Why Statistics Can Reveal AI Authorship

When a large language model generates text, it doesn't "think" the way humans do — it selects each word based on probability distributions learned from training data. This fundamentally statistical nature leaves measurable footprints that detection systems can analyze. Two of the most important metrics are perplexity and burstiness.

What Is Perplexity?

In information theory and natural language processing, perplexity measures how "surprised" a language model is by a given piece of text. Formally, it is the exponentiated average negative log-likelihood of the sequence.

Put simply: low perplexity means the text was highly predictable; high perplexity means the word choices were more surprising.

How This Applies to AI Detection

AI-generated text tends to have low perplexity when evaluated by the same type of model that produced it. This makes sense: an LLM is optimized to produce the most statistically likely continuations of text. Human writers, by contrast, make idiosyncratic choices — they use unexpected metaphors, vary their vocabulary in non-optimal ways, and break statistical patterns in ways that feel natural but are linguistically "surprising."

Detection tools exploit this by running candidate text through a reference language model and measuring how predictable the output is. Text that scores unusually low on perplexity is flagged as potentially AI-generated.

What Is Burstiness?

Burstiness refers to the variation in complexity and structure across a piece of writing. Human writers naturally produce "bursty" text — some sentences are long and complex, others are short and punchy. Some paragraphs are dense with information, others are lighter.

AI-generated text tends toward low burstiness: a more uniform distribution of sentence lengths and complexity.

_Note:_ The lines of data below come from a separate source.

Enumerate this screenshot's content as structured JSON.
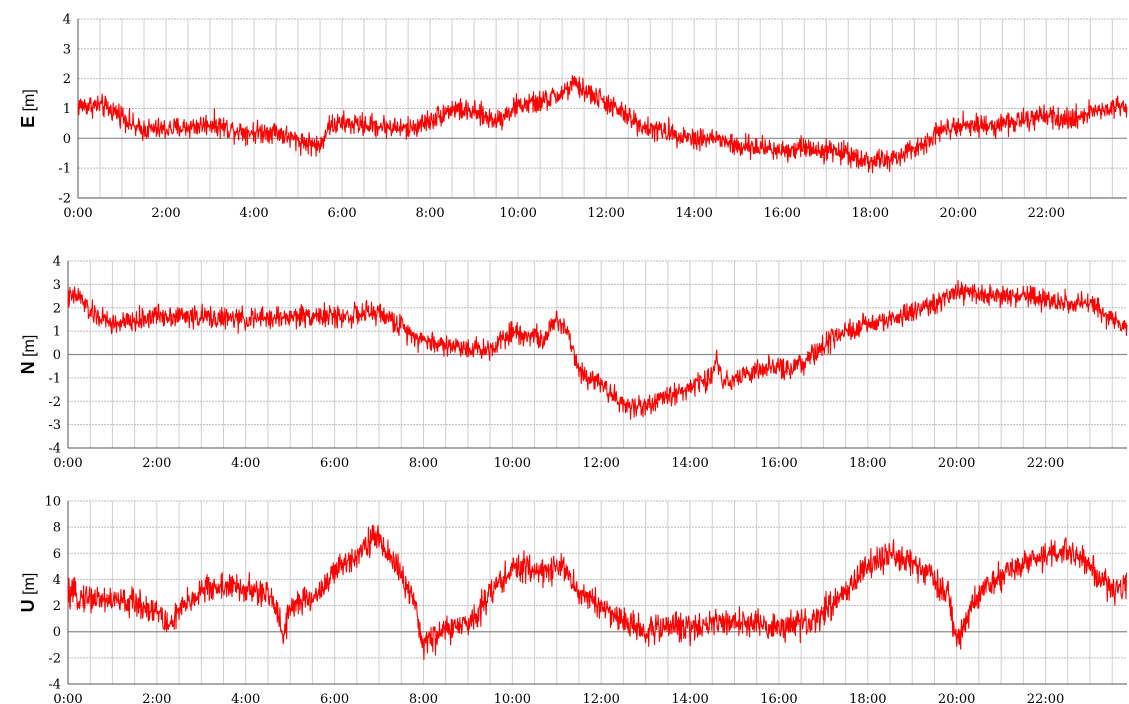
{
  "chart_data": [
    {
      "type": "line",
      "ylabel_main": "E",
      "ylabel_unit": "[m]",
      "xlim": [
        "0:00",
        "23:50"
      ],
      "ylim": [
        -2,
        4
      ],
      "x_ticks": [
        "0:00",
        "2:00",
        "4:00",
        "6:00",
        "8:00",
        "10:00",
        "12:00",
        "14:00",
        "16:00",
        "18:00",
        "20:00",
        "22:00"
      ],
      "y_ticks": [
        -2,
        -1,
        0,
        1,
        2,
        3,
        4
      ],
      "grid": true,
      "series": [
        {
          "color": "#ff0000",
          "noise": 0.55,
          "x": [
            "0:00",
            "0:30",
            "1:00",
            "1:20",
            "2:00",
            "2:40",
            "3:00",
            "3:30",
            "4:00",
            "4:30",
            "4:50",
            "5:20",
            "5:30",
            "5:40",
            "6:00",
            "7:00",
            "7:30",
            "8:00",
            "8:30",
            "9:00",
            "9:30",
            "10:00",
            "10:30",
            "11:00",
            "11:15",
            "11:30",
            "12:00",
            "12:30",
            "13:00",
            "13:30",
            "14:00",
            "14:30",
            "15:00",
            "15:30",
            "16:00",
            "16:30",
            "17:00",
            "17:30",
            "18:00",
            "18:30",
            "19:00",
            "19:30",
            "20:00",
            "20:30",
            "21:00",
            "21:30",
            "22:00",
            "22:30",
            "23:00",
            "23:50"
          ],
          "y": [
            1.1,
            1.1,
            0.8,
            0.3,
            0.3,
            0.4,
            0.5,
            0.3,
            0.2,
            0.25,
            0.0,
            -0.2,
            -0.3,
            0.4,
            0.5,
            0.4,
            0.3,
            0.6,
            1.0,
            0.85,
            0.6,
            1.1,
            1.2,
            1.5,
            1.8,
            1.6,
            1.2,
            0.7,
            0.3,
            0.2,
            0.0,
            0.0,
            -0.3,
            -0.3,
            -0.4,
            -0.3,
            -0.4,
            -0.5,
            -0.8,
            -0.7,
            -0.4,
            0.2,
            0.5,
            0.4,
            0.5,
            0.6,
            0.7,
            0.6,
            0.9,
            1.1
          ]
        }
      ]
    },
    {
      "type": "line",
      "ylabel_main": "N",
      "ylabel_unit": "[m]",
      "xlim": [
        "0:00",
        "23:50"
      ],
      "ylim": [
        -4,
        4
      ],
      "x_ticks": [
        "0:00",
        "2:00",
        "4:00",
        "6:00",
        "8:00",
        "10:00",
        "12:00",
        "14:00",
        "16:00",
        "18:00",
        "20:00",
        "22:00"
      ],
      "y_ticks": [
        -4,
        -3,
        -2,
        -1,
        0,
        1,
        2,
        3,
        4
      ],
      "grid": true,
      "series": [
        {
          "color": "#ff0000",
          "noise": 0.7,
          "x": [
            "0:00",
            "0:15",
            "0:30",
            "1:00",
            "1:30",
            "2:00",
            "3:00",
            "4:00",
            "5:00",
            "5:30",
            "6:00",
            "7:00",
            "7:30",
            "8:00",
            "8:30",
            "9:00",
            "9:30",
            "9:45",
            "10:00",
            "10:30",
            "10:45",
            "11:00",
            "11:15",
            "11:30",
            "12:00",
            "12:30",
            "13:00",
            "13:30",
            "14:00",
            "14:30",
            "14:36",
            "14:45",
            "15:00",
            "15:30",
            "16:00",
            "16:30",
            "17:00",
            "17:30",
            "18:00",
            "18:30",
            "19:00",
            "19:30",
            "20:00",
            "20:30",
            "21:00",
            "21:30",
            "22:00",
            "22:30",
            "23:00",
            "23:30",
            "23:50"
          ],
          "y": [
            2.4,
            2.5,
            1.8,
            1.3,
            1.4,
            1.7,
            1.6,
            1.5,
            1.6,
            1.7,
            1.6,
            1.8,
            1.2,
            0.6,
            0.4,
            0.3,
            0.2,
            0.7,
            1.0,
            0.8,
            0.6,
            1.6,
            1.0,
            -0.7,
            -1.2,
            -2.2,
            -2.2,
            -1.8,
            -1.4,
            -1.0,
            0.0,
            -1.2,
            -1.0,
            -0.7,
            -0.6,
            -0.5,
            0.4,
            0.9,
            1.3,
            1.5,
            1.8,
            2.2,
            2.6,
            2.6,
            2.5,
            2.5,
            2.3,
            2.2,
            2.1,
            1.5,
            1.3
          ]
        }
      ]
    },
    {
      "type": "line",
      "ylabel_main": "U",
      "ylabel_unit": "[m]",
      "xlim": [
        "0:00",
        "23:50"
      ],
      "ylim": [
        -4,
        10
      ],
      "x_ticks": [
        "0:00",
        "2:00",
        "4:00",
        "6:00",
        "8:00",
        "10:00",
        "12:00",
        "14:00",
        "16:00",
        "18:00",
        "20:00",
        "22:00"
      ],
      "y_ticks": [
        -4,
        -2,
        0,
        2,
        4,
        6,
        8,
        10
      ],
      "grid": true,
      "series": [
        {
          "color": "#ff0000",
          "noise": 1.6,
          "x": [
            "0:00",
            "0:30",
            "1:00",
            "1:30",
            "2:00",
            "2:15",
            "2:30",
            "3:00",
            "3:30",
            "4:00",
            "4:30",
            "4:45",
            "4:50",
            "5:00",
            "5:30",
            "6:00",
            "6:30",
            "6:50",
            "7:00",
            "7:30",
            "7:50",
            "8:00",
            "8:30",
            "9:00",
            "9:30",
            "10:00",
            "10:30",
            "10:50",
            "11:00",
            "11:30",
            "12:00",
            "12:30",
            "13:00",
            "13:30",
            "14:00",
            "14:30",
            "15:00",
            "15:30",
            "16:00",
            "16:30",
            "17:00",
            "17:30",
            "18:00",
            "18:30",
            "19:00",
            "19:30",
            "19:50",
            "20:00",
            "20:30",
            "21:00",
            "21:30",
            "22:00",
            "22:30",
            "23:00",
            "23:30",
            "23:50"
          ],
          "y": [
            2.8,
            2.6,
            2.4,
            2.2,
            1.6,
            0.4,
            1.5,
            3.2,
            3.5,
            3.2,
            2.8,
            1.5,
            -0.5,
            2.0,
            2.5,
            4.5,
            6.0,
            7.2,
            7.0,
            4.5,
            1.5,
            -1.0,
            0.2,
            0.5,
            3.0,
            4.8,
            4.8,
            4.5,
            5.5,
            3.0,
            2.0,
            0.8,
            0.0,
            0.5,
            0.3,
            0.8,
            0.7,
            0.6,
            0.3,
            0.5,
            1.5,
            3.2,
            5.0,
            5.8,
            5.2,
            4.0,
            2.5,
            -0.8,
            2.8,
            4.2,
            5.2,
            5.8,
            6.2,
            5.0,
            3.2,
            3.5
          ]
        }
      ]
    }
  ]
}
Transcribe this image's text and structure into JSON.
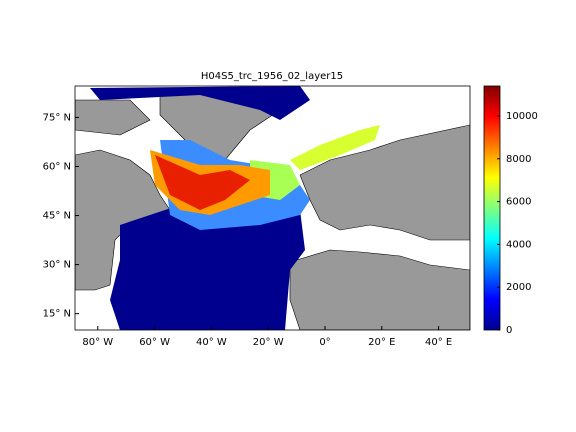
{
  "map": {
    "title": "H04S5_trc_1956_02_layer15",
    "latticks": [
      {
        "value": 75,
        "label": "75° N"
      },
      {
        "value": 60,
        "label": "60° N"
      },
      {
        "value": 45,
        "label": "45° N"
      },
      {
        "value": 30,
        "label": "30° N"
      },
      {
        "value": 15,
        "label": "15° N"
      }
    ],
    "lonticks": [
      {
        "value": -80,
        "label": "80° W"
      },
      {
        "value": -60,
        "label": "60° W"
      },
      {
        "value": -40,
        "label": "40° W"
      },
      {
        "value": -20,
        "label": "20° W"
      },
      {
        "value": 0,
        "label": "0°"
      },
      {
        "value": 20,
        "label": "20° E"
      },
      {
        "value": 40,
        "label": "40° E"
      }
    ]
  },
  "colorbar": {
    "lim": [
      0,
      11400
    ],
    "ticks": [
      0,
      2000,
      4000,
      6000,
      8000,
      10000
    ]
  }
}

The prose is consistently competent but lacks the natural spikes and valleys of human writing rhythm.

Combining Both Metrics

Detection systems that use both metrics together achieve better accuracy than either signal alone. The reasoning is intuitive:

  • Low perplexity + low burstiness → Strong AI signal
  • Low perplexity + high burstiness → Ambiguous (possibly AI with human editing)
  • High perplexity + high burstiness → Strong human signal
  • High perplexity + low burstiness → Unusual; could indicate highly constrained human writing

Limitations of These Metrics

While powerful, perplexity and burstiness-based detection has well-documented limitations:

  1. Model dependency: Perplexity scores depend on which reference model is used. A text generated by GPT-4 may have high perplexity when measured against a smaller, differently-trained model.
  2. Domain effects: Technical or formal writing genres (legal documents, academic papers) naturally have low perplexity and burstiness — not because they're AI-generated, but because of genre conventions.
  3. Adversarial manipulation: Paraphrasing tools can alter word choices to increase perplexity while preserving meaning, defeating detection.
  4. Non-native speakers: Writers who construct sentences more formulaically due to language learning patterns may generate text with statistical properties similar to LLMs.

Beyond Perplexity: Emerging Approaches

Researchers are actively developing detection approaches that go beyond these two metrics:

  • Token probability watermarking: Embedding detectable statistical biases into the output distribution at generation time, which can then be verified without access to the original model.
  • Stylometric analysis: Building richer models of individual writing style to detect deviations.
  • Semantic coherence scoring: Measuring whether argument structure and topic transitions match human reasoning patterns.

The Takeaway

Perplexity and burstiness give us a statistically grounded window into the authorship of text — but they are probabilistic signals, not certainties. Understanding what these metrics measure, and where they fail, is essential for anyone using or building AI text detection systems. The science is advancing rapidly, and the most effective detectors treat these as starting points in a broader analytical framework.